An official website of the United States government.

This is not the current EPA website. To navigate to the current EPA website, please go to This website is historical material reflecting the EPA website as it existed on January 19, 2021. This website is no longer updated and links to external websites and some internal pages may not work. More information »


Reference News Release: Bank of America to Reimburse EPA for Emergency Response Costs at Rehrig-United International Site

Release Date: 03/14/2013
Contact Information: Bonnie Smith,, 215-814-5543

PHILADELPHIA (March 13, 2013) – Bank of America has agreed to reimburse the U.S. Environmental Protection Agency $80,398 for its portion of the emergency response costs incurred by EPA at the Rehrig-United International Superfund Site in Chesterfield County, Va. 

Rehrig was a manufacturer of shopping carts and baskets. When Rehrig filed a petition for bankruptcy reorganization in September 2008, Bank of America provided financing to manage and operate this business during the reorganization. After converting to a Chapter 7 bankruptcy, in December 2008, Rehrig unexpectedly shut down its operations. From that point until March 31, 2009, Bank of America maintained control of the facility and its assets. 

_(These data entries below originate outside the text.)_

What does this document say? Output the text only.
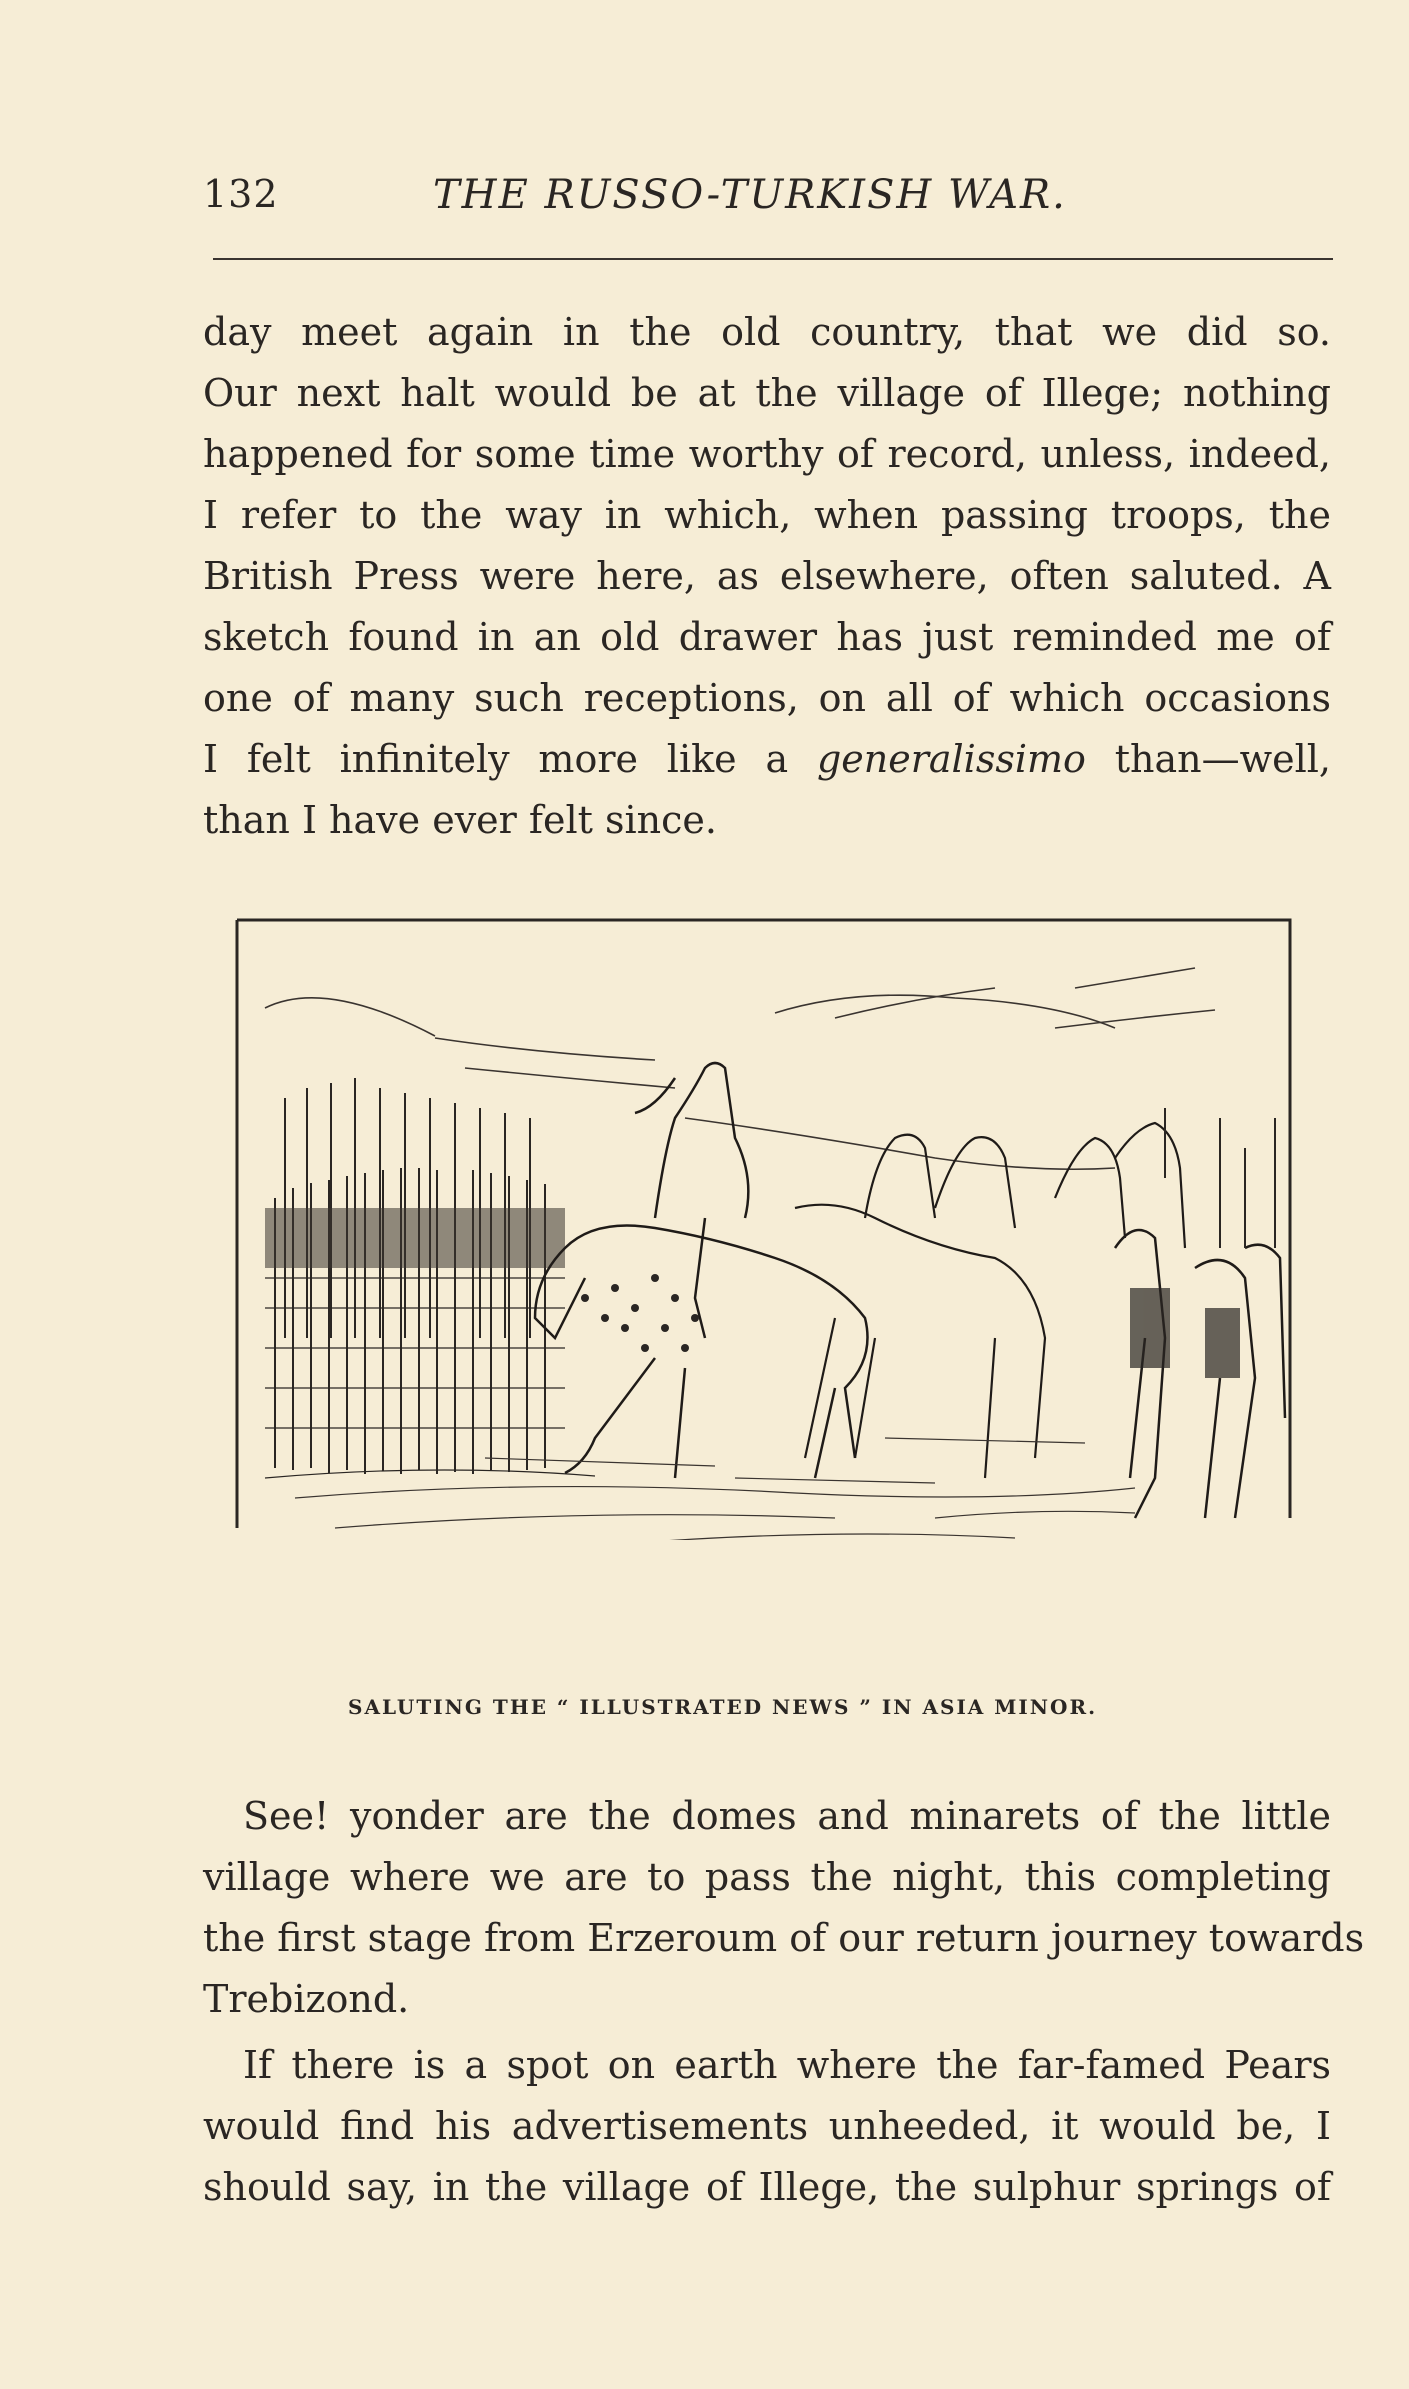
132	THE RUSSO-TURKISH WAR.
day meet again in the old country, that we did so.
Our next halt would be at the village of Illege; nothing
happened for some time worthy of record, unless, indeed,
I refer to the way in which, when passing troops, the
British Press were here, as elsewhere, often saluted. A
sketch found in an old drawer has just reminded me of
one of many such receptions, on all of which occasions
I felt infinitely more like a generalissimo than—well,
than I have ever felt since.
SALUTING THE “ ILLUSTRATED NEWS ” IN ASIA MINOR.
See! yonder are the domes and minarets of the little
village where we are to pass the night, this completing
the first stage from Erzeroum of our return journey towards
Trebizond.
If there is a spot on earth where the far-famed Pears
would find his advertisements unheeded, it would be, I
should say, in the village of Illege, the sulphur springs of
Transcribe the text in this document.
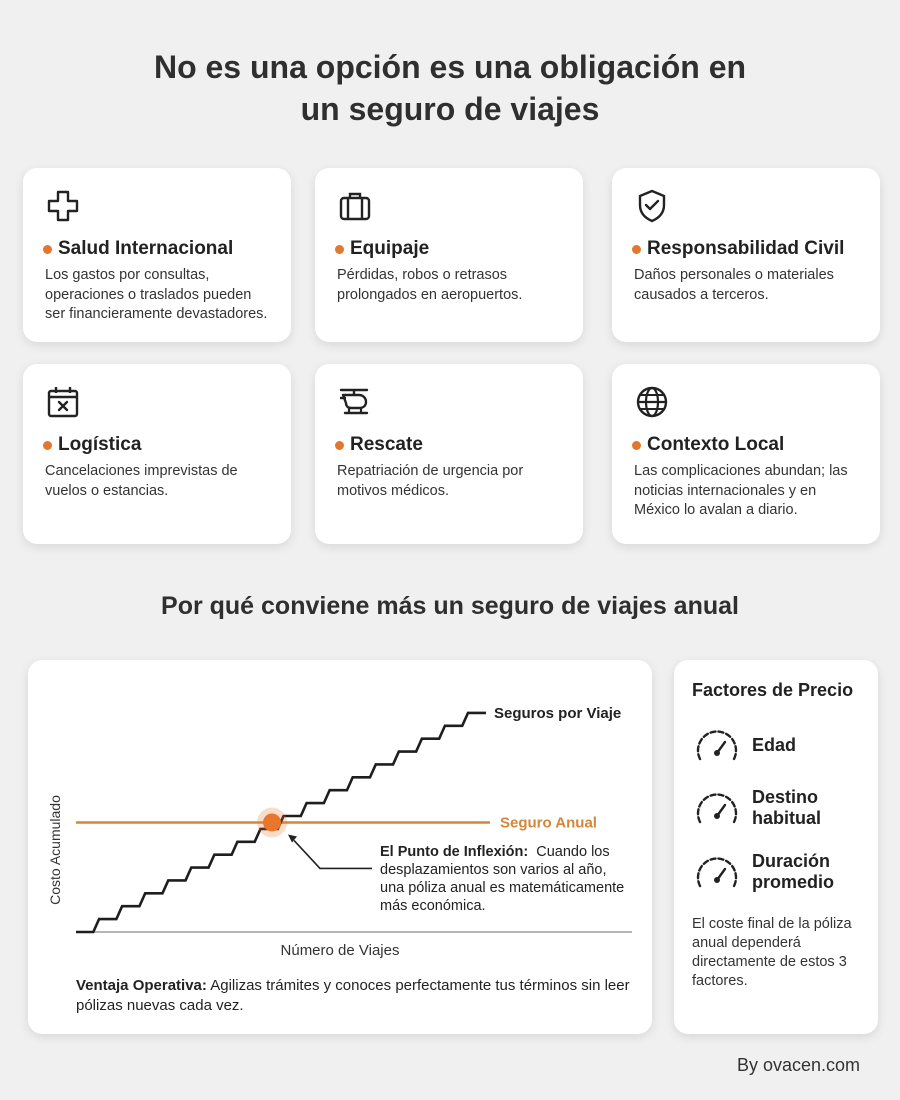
No es una opción es una obligación en
un seguro de viajes
Salud Internacional
Los gastos por consultas, operaciones o traslados pueden ser financieramente devastadores.
Equipaje
Pérdidas, robos o retrasos prolongados en aeropuertos.
Responsabilidad Civil
Daños personales o materiales causados a terceros.
Logística
Cancelaciones imprevistas de vuelos o estancias.
Rescate
Repatriación de urgencia por motivos médicos.
Contexto Local
Las complicaciones abundan; las noticias internacionales y en México lo avalan a diario.
Por qué conviene más un seguro de viajes anual
Costo Acumulado
Número de Viajes
Seguros por Viaje
Seguro Anual
El Punto de Inflexión: Cuando los desplazamientos son varios al año, una póliza anual es matemáticamente más económica.
Ventaja Operativa: Agilizas trámites y conoces perfectamente tus términos sin leer pólizas nuevas cada vez.
Factores de Precio
Edad
Destino habitual
Duración promedio
El coste final de la póliza anual dependerá directamente de estos 3 factores.
By ovacen.com
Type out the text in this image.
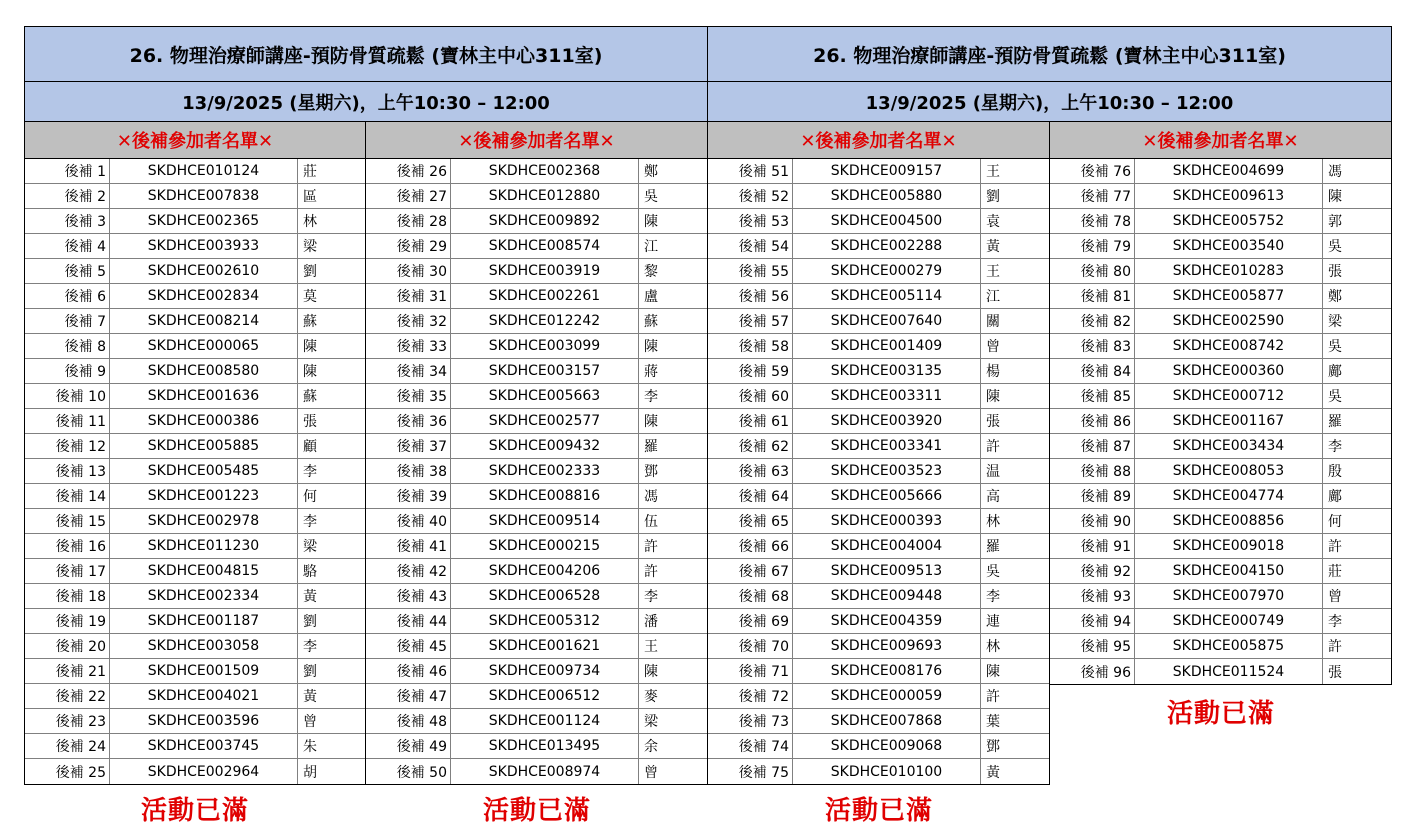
26. 物理治療師講座-預防骨質疏鬆 (寶林主中心311室)
13/9/2025 (星期六)，上午10:30 – 12:00
✕後補參加者名單✕
後補 1	SKDHCE010124	莊
後補 2	SKDHCE007838	區
後補 3	SKDHCE002365	林
後補 4	SKDHCE003933	梁
後補 5	SKDHCE002610	劉
後補 6	SKDHCE002834	莫
後補 7	SKDHCE008214	蘇
後補 8	SKDHCE000065	陳
後補 9	SKDHCE008580	陳
後補 10	SKDHCE001636	蘇
後補 11	SKDHCE000386	張
後補 12	SKDHCE005885	顧
後補 13	SKDHCE005485	李
後補 14	SKDHCE001223	何
後補 15	SKDHCE002978	李
後補 16	SKDHCE011230	梁
後補 17	SKDHCE004815	駱
後補 18	SKDHCE002334	黃
後補 19	SKDHCE001187	劉
後補 20	SKDHCE003058	李
後補 21	SKDHCE001509	劉
後補 22	SKDHCE004021	黃
後補 23	SKDHCE003596	曾
後補 24	SKDHCE003745	朱
後補 25	SKDHCE002964	胡
✕後補參加者名單✕
後補 26	SKDHCE002368	鄭
後補 27	SKDHCE012880	吳
後補 28	SKDHCE009892	陳
後補 29	SKDHCE008574	江
後補 30	SKDHCE003919	黎
後補 31	SKDHCE002261	盧
後補 32	SKDHCE012242	蘇
後補 33	SKDHCE003099	陳
後補 34	SKDHCE003157	蔣
後補 35	SKDHCE005663	李
後補 36	SKDHCE002577	陳
後補 37	SKDHCE009432	羅
後補 38	SKDHCE002333	鄧
後補 39	SKDHCE008816	馮
後補 40	SKDHCE009514	伍
後補 41	SKDHCE000215	許
後補 42	SKDHCE004206	許
後補 43	SKDHCE006528	李
後補 44	SKDHCE005312	潘
後補 45	SKDHCE001621	王
後補 46	SKDHCE009734	陳
後補 47	SKDHCE006512	麥
後補 48	SKDHCE001124	梁
後補 49	SKDHCE013495	余
後補 50	SKDHCE008974	曾
26. 物理治療師講座-預防骨質疏鬆 (寶林主中心311室)
13/9/2025 (星期六)，上午10:30 – 12:00
✕後補參加者名單✕
後補 51	SKDHCE009157	王
後補 52	SKDHCE005880	劉
後補 53	SKDHCE004500	袁
後補 54	SKDHCE002288	黃
後補 55	SKDHCE000279	王
後補 56	SKDHCE005114	江
後補 57	SKDHCE007640	關
後補 58	SKDHCE001409	曾
後補 59	SKDHCE003135	楊
後補 60	SKDHCE003311	陳
後補 61	SKDHCE003920	張
後補 62	SKDHCE003341	許
後補 63	SKDHCE003523	温
後補 64	SKDHCE005666	高
後補 65	SKDHCE000393	林
後補 66	SKDHCE004004	羅
後補 67	SKDHCE009513	吳
後補 68	SKDHCE009448	李
後補 69	SKDHCE004359	連
後補 70	SKDHCE009693	林
後補 71	SKDHCE008176	陳
後補 72	SKDHCE000059	許
後補 73	SKDHCE007868	葉
後補 74	SKDHCE009068	鄧
後補 75	SKDHCE010100	黃
✕後補參加者名單✕
後補 76	SKDHCE004699	馮
後補 77	SKDHCE009613	陳
後補 78	SKDHCE005752	郭
後補 79	SKDHCE003540	吳
後補 80	SKDHCE010283	張
後補 81	SKDHCE005877	鄭
後補 82	SKDHCE002590	梁
後補 83	SKDHCE008742	吳
後補 84	SKDHCE000360	鄺
後補 85	SKDHCE000712	吳
後補 86	SKDHCE001167	羅
後補 87	SKDHCE003434	李
後補 88	SKDHCE008053	殷
後補 89	SKDHCE004774	鄺
後補 90	SKDHCE008856	何
後補 91	SKDHCE009018	許
後補 92	SKDHCE004150	莊
後補 93	SKDHCE007970	曾
後補 94	SKDHCE000749	李
後補 95	SKDHCE005875	許
後補 96	SKDHCE011524	張
活動已滿	活動已滿	活動已滿
活動已滿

In January 2009, a utilities worker noticed a large amount of water gushing from a water pipe at the Rehrig facility. Chesterfield County Fire and Emergency Services responded to the release and requested EPA’s support. EPA identified elevated levels of nickel and chromium in surface water and soils, and noted leakage in the plating vat area. Due to the release or threat of release of elevated levels of hazardous substances -- specifically nickel and chromium used during Rehrig’s plating operations – EPA initiated an emergency removal action.

In addition to Bank of America’s portion of the emergency response costs, J&P Keegan LLP, the current owner, performed cleanup work at the site beginning in July 2009 and was given a notice of completion from EPA in the summer of 2010. Keegan reimbursed EPA $43,877 for its share of the costs incurred by the agency during the cleanup. 

The emergency response costs recovered will be placed back into the Superfund, to be available for cleanups at other sites.